The report does not differentiate between Type 1 diabetes, which generally strikes early in life, and Type 2, which used to be known as late-onset diabetes. Both, if not managed correctly, lead to blood pressure problems, heart and kidney disease and circulation problems that can lead to amputations of extremities.

The modern western lifestyle of low levels of activity and high-fat, high-calorie diets is creating a diabetes epidemic, experts have warned. Risk factors for developing diabetes include being overweight, inactive and having a family history of the disease.

Traditionally people have viewed Type 2 diabetes as much more benign disease than the early onset form, a perception that could be hindering efforts to combat its spread, the experts acknowledge.

"It's easy to think that diabetes is just a disease of blood sugar, and in fact sometimes people simplify it (by saying): 'Oh, I have a little (extra blood) sugar,' " Hux said.

"Well, when you have diabetes you have far more than a little sugar.
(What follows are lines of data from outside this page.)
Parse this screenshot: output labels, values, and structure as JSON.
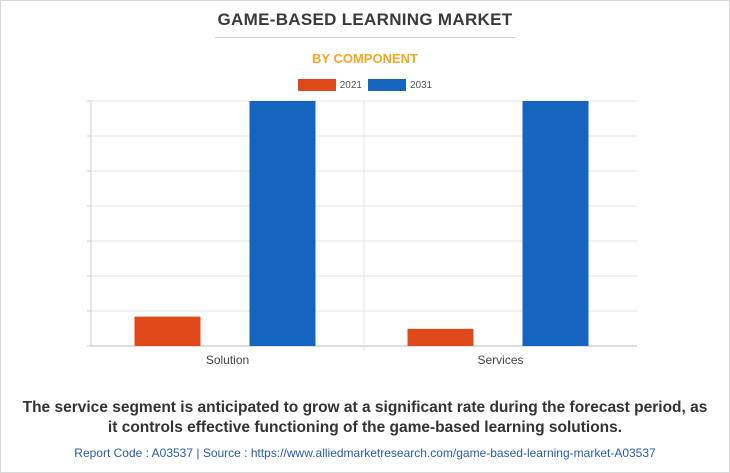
{
  "header": {
    "title": "GAME-BASED LEARNING MARKET",
    "subtitle": "BY COMPONENT"
  },
  "chart_data": {
    "type": "bar",
    "categories": [
      "Solution",
      "Services"
    ],
    "series": [
      {
        "name": "2021",
        "color": "#e04a1b",
        "values": [
          0.12,
          0.07
        ]
      },
      {
        "name": "2031",
        "color": "#1565c0",
        "values": [
          1.0,
          1.0
        ]
      }
    ],
    "ylim": [
      0,
      1.0
    ],
    "grid": true,
    "legend": "top-center"
  },
  "footer": {
    "caption_line1": "The service segment is anticipated to grow at a significant rate during the forecast period, as",
    "caption_line2": "it controls effective functioning of the game-based learning solutions.",
    "source": "Report Code : A03537  |  Source : https://www.alliedmarketresearch.com/game-based-learning-market-A03537"
  }
}
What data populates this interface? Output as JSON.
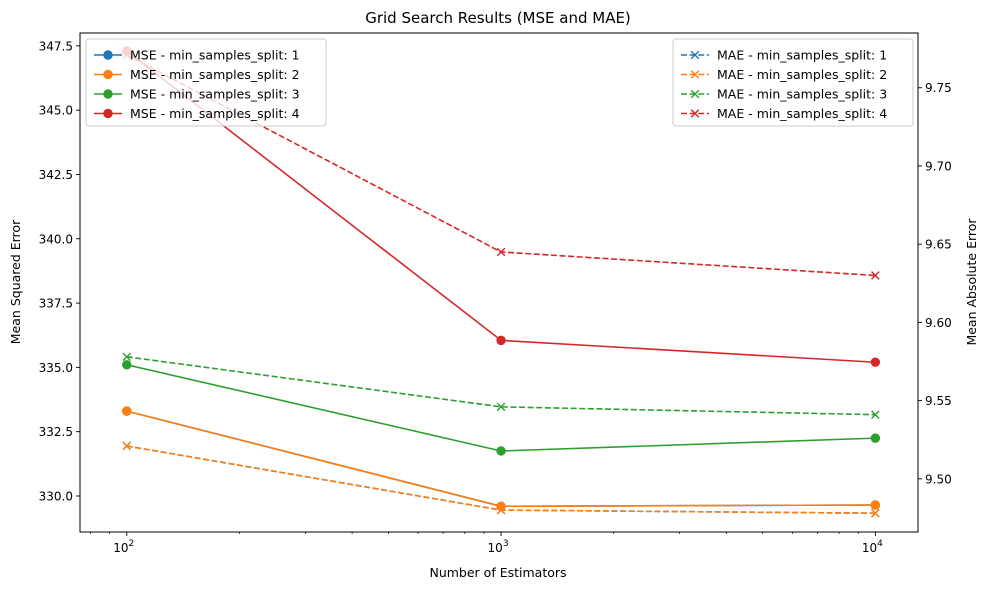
{
  "chart_data": {
    "type": "line",
    "title": "Grid Search Results (MSE and MAE)",
    "xlabel": "Number of Estimators",
    "ylabel_left": "Mean Squared Error",
    "ylabel_right": "Mean Absolute Error",
    "x_scale": "log",
    "x": [
      100,
      1000,
      10000
    ],
    "x_tick_labels": [
      {
        "value": 100,
        "base": "10",
        "exp": "2"
      },
      {
        "value": 1000,
        "base": "10",
        "exp": "3"
      },
      {
        "value": 10000,
        "base": "10",
        "exp": "4"
      }
    ],
    "xlim": [
      75,
      13000
    ],
    "ylim_left": [
      328.6,
      348.0
    ],
    "ylim_right": [
      9.466,
      9.785
    ],
    "y_ticks_left": [
      330.0,
      332.5,
      335.0,
      337.5,
      340.0,
      342.5,
      345.0,
      347.5
    ],
    "y_tick_labels_left": [
      "330.0",
      "332.5",
      "335.0",
      "337.5",
      "340.0",
      "342.5",
      "345.0",
      "347.5"
    ],
    "y_ticks_right": [
      9.5,
      9.55,
      9.6,
      9.65,
      9.7,
      9.75
    ],
    "y_tick_labels_right": [
      "9.50",
      "9.55",
      "9.60",
      "9.65",
      "9.70",
      "9.75"
    ],
    "grid": false,
    "series": [
      {
        "name": "MSE - min_samples_split: 1",
        "axis": "left",
        "style": "solid",
        "marker": "circle",
        "color": "#1f77b4",
        "values": [
          333.3,
          329.6,
          329.65
        ]
      },
      {
        "name": "MSE - min_samples_split: 2",
        "axis": "left",
        "style": "solid",
        "marker": "circle",
        "color": "#ff7f0e",
        "values": [
          333.3,
          329.6,
          329.65
        ]
      },
      {
        "name": "MSE - min_samples_split: 3",
        "axis": "left",
        "style": "solid",
        "marker": "circle",
        "color": "#2ca02c",
        "values": [
          335.1,
          331.75,
          332.25
        ]
      },
      {
        "name": "MSE - min_samples_split: 4",
        "axis": "left",
        "style": "solid",
        "marker": "circle",
        "color": "#d62728",
        "values": [
          347.3,
          336.05,
          335.2
        ]
      },
      {
        "name": "MAE - min_samples_split: 1",
        "axis": "right",
        "style": "dashed",
        "marker": "x",
        "color": "#1f77b4",
        "values": [
          9.521,
          9.48,
          9.478
        ]
      },
      {
        "name": "MAE - min_samples_split: 2",
        "axis": "right",
        "style": "dashed",
        "marker": "x",
        "color": "#ff7f0e",
        "values": [
          9.521,
          9.48,
          9.478
        ]
      },
      {
        "name": "MAE - min_samples_split: 3",
        "axis": "right",
        "style": "dashed",
        "marker": "x",
        "color": "#2ca02c",
        "values": [
          9.578,
          9.546,
          9.541
        ]
      },
      {
        "name": "MAE - min_samples_split: 4",
        "axis": "right",
        "style": "dashed",
        "marker": "x",
        "color": "#d62728",
        "values": [
          9.771,
          9.645,
          9.63
        ]
      }
    ],
    "legend_left": {
      "placement": "upper-left",
      "entries": [
        "MSE - min_samples_split: 1",
        "MSE - min_samples_split: 2",
        "MSE - min_samples_split: 3",
        "MSE - min_samples_split: 4"
      ]
    },
    "legend_right": {
      "placement": "upper-right",
      "entries": [
        "MAE - min_samples_split: 1",
        "MAE - min_samples_split: 2",
        "MAE - min_samples_split: 3",
        "MAE - min_samples_split: 4"
      ]
    }
  }
}
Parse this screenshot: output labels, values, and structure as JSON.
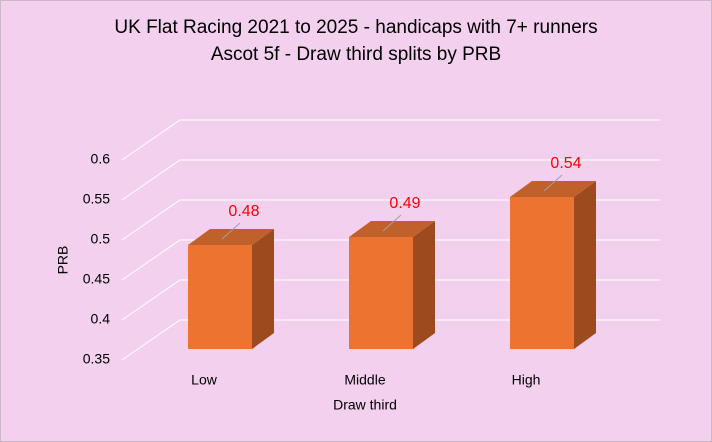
{
  "chart_data": {
    "type": "bar3d",
    "title": "UK Flat Racing 2021 to 2025 - handicaps with 7+ runners",
    "subtitle": "Ascot 5f - Draw third splits by PRB",
    "x_label": "Draw third",
    "y_label": "PRB",
    "categories": [
      "Low",
      "Middle",
      "High"
    ],
    "values": [
      0.48,
      0.49,
      0.54
    ],
    "color": "#ed7430",
    "label_color": "#ff0000",
    "ylim": [
      0.35,
      0.6
    ],
    "yticks": [
      0.35,
      0.4,
      0.45,
      0.5,
      0.55,
      0.6
    ],
    "grid": true
  }
}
You have dramatically elevated risk of a whole host of cardiac and vascular complications."

Also worrisome is the fact that the statistics show the disease is taking a toll earlier. Rates of heart disease in young adults with diabetes look like those of people 15 or 20 years older, the study found.

The heart attack rate among women aged 20-34 with diabetes was more than 30 times higher than the heart attack rate among their peers who didn't have the disease. Diabetics aged 20-49 were at greater risk of stroke than non-diabetics in the 50-64 age group. Amputation rates in the 20-to-49 age group among people with diabetes were the same as those of non-diabetics over age 75, Hux said.

"We used to think of Type 2 diabetes as somehow being a less worrisome that mostly older people got. Now it's clear that Type 2 diabetes needs to be taken at least as seriously," she added.

The impact on health-care resources is clear. In fact, the report suggests diabetic Canadians cost the system $9 billion a year to treat.

But the costs are also individual. With people developing Type 2 diabetes at a younger age, they face years of trying to manage their blood sugar to stave off kidney failure, heart disease and other unpleasant complications.

"If the blood sugars are rising,. . . over the preferred area that we like to see it in, the complications are starting," said Donna Lillie, national director of research at the Canadian Diabetes Association

"You're starting to do damage. So the earlier you diagnose it . . . the better chance you have for quality of life down the road."